ROANOKE TIMES

                         Roanoke Times
                 Copyright (c) 1995, Landmark Communications, Inc.

DATE: TUESDAY, April 12, 1994                   TAG: 9404120133
SECTION: NATL/INTL                    PAGE: A-3   EDITION: METRO 
SOURCE: Associated Press
DATELINE: WASHINGTON                                LENGTH: Medium


1991'S $1 BILLION ERROR LOW BY WELFARE FRAUD STANDARDS

Welfare recipients were overpaid $1 billion in 1991 because of fraud and mistakes by state agencies and the families collecting monthly benefits, according to a federal survey.

The survey also found that thousands of other poor families with children were improperly denied welfare benefits by state and county workers responsible for deciding eligibility for Aid to Families with Dependent Children.

The survey by the Department of Health and Human Services measures mistakes by agency employees and fraud and errors by welfare recipients. It found that overpayments accounted for $1 billion of the $20.7 billion paid to low-income families in 1991, an error rate of 4.96 percent and the lowest on record.
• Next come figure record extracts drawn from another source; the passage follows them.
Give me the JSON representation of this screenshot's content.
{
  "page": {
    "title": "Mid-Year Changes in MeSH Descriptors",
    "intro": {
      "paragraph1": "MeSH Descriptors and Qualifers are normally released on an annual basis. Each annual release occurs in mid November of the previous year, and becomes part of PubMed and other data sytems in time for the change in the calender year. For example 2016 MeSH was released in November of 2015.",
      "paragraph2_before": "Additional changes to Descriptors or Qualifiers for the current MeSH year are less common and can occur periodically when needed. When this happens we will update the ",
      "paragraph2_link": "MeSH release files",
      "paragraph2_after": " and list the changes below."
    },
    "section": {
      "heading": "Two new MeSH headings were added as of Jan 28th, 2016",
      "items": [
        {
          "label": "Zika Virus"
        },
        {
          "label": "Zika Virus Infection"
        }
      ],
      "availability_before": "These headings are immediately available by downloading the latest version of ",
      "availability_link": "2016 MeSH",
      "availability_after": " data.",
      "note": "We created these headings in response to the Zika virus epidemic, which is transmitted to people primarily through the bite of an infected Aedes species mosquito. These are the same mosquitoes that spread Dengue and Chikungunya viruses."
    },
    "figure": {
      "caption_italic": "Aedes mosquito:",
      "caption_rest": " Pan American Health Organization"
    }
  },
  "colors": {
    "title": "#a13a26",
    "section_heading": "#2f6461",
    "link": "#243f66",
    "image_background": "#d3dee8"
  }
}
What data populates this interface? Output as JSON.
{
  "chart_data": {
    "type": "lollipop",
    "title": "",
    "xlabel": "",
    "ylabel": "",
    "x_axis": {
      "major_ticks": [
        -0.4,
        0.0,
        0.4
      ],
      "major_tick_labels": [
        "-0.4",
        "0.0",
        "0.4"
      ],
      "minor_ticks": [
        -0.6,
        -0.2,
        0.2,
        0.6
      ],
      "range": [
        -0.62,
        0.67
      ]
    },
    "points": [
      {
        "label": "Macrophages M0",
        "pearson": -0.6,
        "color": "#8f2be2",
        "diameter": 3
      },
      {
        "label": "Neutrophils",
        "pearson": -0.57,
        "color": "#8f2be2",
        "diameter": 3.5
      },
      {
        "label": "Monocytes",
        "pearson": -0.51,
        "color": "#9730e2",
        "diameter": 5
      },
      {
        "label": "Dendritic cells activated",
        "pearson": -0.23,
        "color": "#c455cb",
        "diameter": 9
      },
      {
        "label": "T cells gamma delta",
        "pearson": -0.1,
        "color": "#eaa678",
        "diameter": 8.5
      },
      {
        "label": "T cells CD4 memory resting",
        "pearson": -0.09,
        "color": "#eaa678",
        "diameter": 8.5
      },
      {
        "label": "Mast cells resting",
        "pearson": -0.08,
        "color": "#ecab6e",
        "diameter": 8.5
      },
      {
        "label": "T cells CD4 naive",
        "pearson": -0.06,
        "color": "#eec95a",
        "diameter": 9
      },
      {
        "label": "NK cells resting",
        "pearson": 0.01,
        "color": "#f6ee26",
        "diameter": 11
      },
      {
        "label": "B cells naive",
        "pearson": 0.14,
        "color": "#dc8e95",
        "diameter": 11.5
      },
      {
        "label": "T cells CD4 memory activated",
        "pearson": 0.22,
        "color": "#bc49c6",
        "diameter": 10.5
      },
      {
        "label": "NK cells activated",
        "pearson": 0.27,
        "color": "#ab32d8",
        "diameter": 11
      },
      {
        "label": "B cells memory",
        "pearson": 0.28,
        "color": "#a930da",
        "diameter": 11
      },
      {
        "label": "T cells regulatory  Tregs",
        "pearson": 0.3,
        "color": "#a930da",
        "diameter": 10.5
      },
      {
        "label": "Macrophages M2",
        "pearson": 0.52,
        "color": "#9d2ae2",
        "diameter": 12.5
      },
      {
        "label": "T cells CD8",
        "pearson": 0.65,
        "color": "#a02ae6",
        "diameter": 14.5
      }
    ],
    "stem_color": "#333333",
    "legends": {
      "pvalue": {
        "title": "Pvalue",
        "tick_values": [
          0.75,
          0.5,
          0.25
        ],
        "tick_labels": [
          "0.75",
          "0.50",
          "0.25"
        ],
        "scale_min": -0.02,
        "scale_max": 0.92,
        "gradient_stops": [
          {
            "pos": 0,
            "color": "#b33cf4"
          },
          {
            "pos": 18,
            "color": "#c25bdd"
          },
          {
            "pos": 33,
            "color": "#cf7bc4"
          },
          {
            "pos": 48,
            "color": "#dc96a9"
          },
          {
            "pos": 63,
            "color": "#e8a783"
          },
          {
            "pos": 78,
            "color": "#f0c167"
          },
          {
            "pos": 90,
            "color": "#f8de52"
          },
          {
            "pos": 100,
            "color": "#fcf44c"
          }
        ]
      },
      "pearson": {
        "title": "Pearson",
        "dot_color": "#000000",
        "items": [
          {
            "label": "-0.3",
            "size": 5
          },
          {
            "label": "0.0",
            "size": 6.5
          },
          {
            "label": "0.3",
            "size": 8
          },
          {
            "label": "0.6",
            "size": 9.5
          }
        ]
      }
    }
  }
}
In 1991, Virginia overpaid $6.8 million in AFDC, an error rate of 3.39 percent.

Conservative welfare experts say the survey fails to measure more sophisticated or hard-to-catch fraud by recipients who work off the books or by using fake IDs, hide assets, claim fictitious children or collect benefits in two locations.

But liberals complain that caseworkers put more effort into keeping errors down than helping single mothers on welfare become self-sufficient.

The question of welfare fraud is especially sensitive as the Clinton administration drafts a plan to pump billions of new dollars into the welfare system to help low-income mothers get the skills, education and child care they need to get off welfare and into the work force.

Efforts to fight welfare fraud are rarely mentioned in the administration's draft plans to overhaul AFDC. And the Clinton administration on April 1 began cutting back the federal government's share of the cost of investigating both AFDC and food stamp fraud.

In addition to the overpayments, the government's survey shows that tens of thousands of families were improperly denied benefits, including 15,057 in Texas, 13,266 in Florida and 11,955 in California.

"If you have mistakes in both directions - deserving people losing out and people who are undeserving taking advantage and exploiting the system - it undermines your ability to show that the government can really use resources wisely and implement overall reform," said Rep. Ron Wyden, D-Ore., chairman of the House Small Business subcommittee on regulation.